After the closure of all Co-op operations in the town in the 1990s, the former store at the bottom of Pigott's Lane continued to operate under a series of new owners, including a glazing firm and a monument stone masons. For a while, the right-hand end of the building - the former butcher's serction - served as a cafe. In 2005 the site was acquired for redevelopment, and one of the last traces of the Co-op was no more. The site is once more residential, and new houses and apartments now occupy the land where the old stone cottages once stood (see images and film clip at the foot of this page).

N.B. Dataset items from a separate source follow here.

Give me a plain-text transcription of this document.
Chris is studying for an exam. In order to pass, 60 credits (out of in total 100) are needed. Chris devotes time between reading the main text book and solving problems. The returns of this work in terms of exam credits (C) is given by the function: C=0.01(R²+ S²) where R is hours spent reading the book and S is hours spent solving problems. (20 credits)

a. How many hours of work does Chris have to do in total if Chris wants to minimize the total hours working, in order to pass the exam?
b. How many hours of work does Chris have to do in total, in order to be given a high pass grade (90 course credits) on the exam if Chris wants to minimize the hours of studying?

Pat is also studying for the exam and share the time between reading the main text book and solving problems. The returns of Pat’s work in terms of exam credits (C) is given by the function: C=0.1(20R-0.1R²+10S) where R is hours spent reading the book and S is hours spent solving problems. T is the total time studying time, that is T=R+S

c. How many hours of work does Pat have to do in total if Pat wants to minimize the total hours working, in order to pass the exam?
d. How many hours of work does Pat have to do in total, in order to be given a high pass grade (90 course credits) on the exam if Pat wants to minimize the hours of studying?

Duke Street corner On the corner of Duke Street and the High Street stood a small shop which would have been described by many Burtonians in the last century as part of "Charlie's Garage", but it was not always thus. The original build date has not yet been fixed, but certainly in 1902 it was nothing like a garage, as seen in the photo below.
By the 1920s, the Ward family had started up their cycle repair business on the site, and in the public mind this would largely determine the role of the property for the rest of its life. A wooden garage was erected along with two petrol pumps which remained a fixture long after their working life was over. The cycle business remained at the core of the firm, even if some work on cars was occasionally carried out. For some obcsure reason, although the family name of the owners was Ward, heir to the business - Charles - who ran the operation in the middle of the last century, was always known to everyone in Burton as "Charlie Charles"
After Charlie's death, The site continued to have some connection with transport. First the garage and later the shop were levelled to become a car lot. Finally, the site was acquired for residential redevelopment and new three-storey buildings changed the appearance of this part of town for the present as well as the foreseeable future.